UPS plans to hire about 100,000 part time workers for the 2019 holiday season and this year it’s paying more money, between $14 and $30 an hour.

“We expect another record peak season this year, with daily package deliveries nearly doubling compared to our average 20 million per day,” said UPS chief operating officer Jim Barber.

Joe Brusuelas, RSM chief economist, says “It’s encouraging that we are going to see a boost in temporary hiring around transportation sector which has slowed noticeably in the past six months.”

UPS had the same seasonal hiring goal last year and the company says it slightly exceeded that 100,000 number.

But this year’s holiday shipping season will be a week shorter than last year’s according to the UPS website. It will run from November 25th through January 2nd although some of the seasonal hires will stay on for a few more weeks.

“The big question is will they come through and hire the full quantity of labor estimated by the company,” Brusuelas says.

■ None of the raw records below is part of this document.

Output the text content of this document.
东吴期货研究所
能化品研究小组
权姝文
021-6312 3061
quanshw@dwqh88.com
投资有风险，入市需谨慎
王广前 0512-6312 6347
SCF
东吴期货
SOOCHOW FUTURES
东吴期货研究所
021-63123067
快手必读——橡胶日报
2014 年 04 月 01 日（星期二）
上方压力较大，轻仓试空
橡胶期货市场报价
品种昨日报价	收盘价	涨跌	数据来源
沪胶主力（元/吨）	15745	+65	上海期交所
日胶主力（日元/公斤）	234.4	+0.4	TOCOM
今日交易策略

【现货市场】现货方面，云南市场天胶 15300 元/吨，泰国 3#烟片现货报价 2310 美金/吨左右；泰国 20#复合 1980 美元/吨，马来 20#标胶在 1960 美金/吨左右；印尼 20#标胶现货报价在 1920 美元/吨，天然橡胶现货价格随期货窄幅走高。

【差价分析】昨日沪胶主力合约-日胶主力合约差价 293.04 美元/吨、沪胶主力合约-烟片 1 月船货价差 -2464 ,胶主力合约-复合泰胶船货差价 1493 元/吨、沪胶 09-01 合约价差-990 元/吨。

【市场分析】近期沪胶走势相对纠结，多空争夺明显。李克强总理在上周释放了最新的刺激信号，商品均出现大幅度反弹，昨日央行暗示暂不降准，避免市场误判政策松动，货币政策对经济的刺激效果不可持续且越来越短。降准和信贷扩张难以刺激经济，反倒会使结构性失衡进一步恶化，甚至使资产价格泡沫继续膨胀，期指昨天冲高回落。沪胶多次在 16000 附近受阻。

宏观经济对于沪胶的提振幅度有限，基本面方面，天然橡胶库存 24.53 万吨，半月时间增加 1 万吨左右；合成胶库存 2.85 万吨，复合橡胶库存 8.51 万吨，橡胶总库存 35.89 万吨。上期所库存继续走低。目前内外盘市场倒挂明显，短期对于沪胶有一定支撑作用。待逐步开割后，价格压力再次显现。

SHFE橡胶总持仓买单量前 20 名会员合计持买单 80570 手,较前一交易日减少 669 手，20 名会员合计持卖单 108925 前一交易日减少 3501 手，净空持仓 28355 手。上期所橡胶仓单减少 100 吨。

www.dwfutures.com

From part-time to president

Danelle McCusker Rees started as a seasonal hire in 2002. Today she is UPS’s domestic president of human resources.

“And for me coming from a small town like Johnstown Pennsylvania I’d never imagine these opportunities,” she said.

McCusker Rees has had several different careers at UPS working in business development, communications, and operations.

UPS employs 380,000 people in the United States a third of them, like McCusker Rees, started as seasonal workers.

Although the seasonal hires work roughly two months, UPS says 35% continue to work part time becoming what the company calls permanent part time employees. McCusker Rees says, “One in every three UPSers that we have, has had that exact experience.”

Some are attracted to UPS’s Earn and Learn program which provides up to $5250 a year in tuition reimbursement and a lifetime max of $25,000 for permanent UPS employees.

McCusker Rees says the seasonal hires are eligible for a portion of that money too. UPS on average provides $1300 in tuition reimbursement to seasonal hires.

It’s a good incentive according to McCusker Rees who never thought should we work full time at UPS.

“I can honestly say no, I didn’t realize, I was a college kid that was looking for a position to bring in some holiday cash and also maybe give me some internship credits,” she said. The delivery company appears to have delivered for her.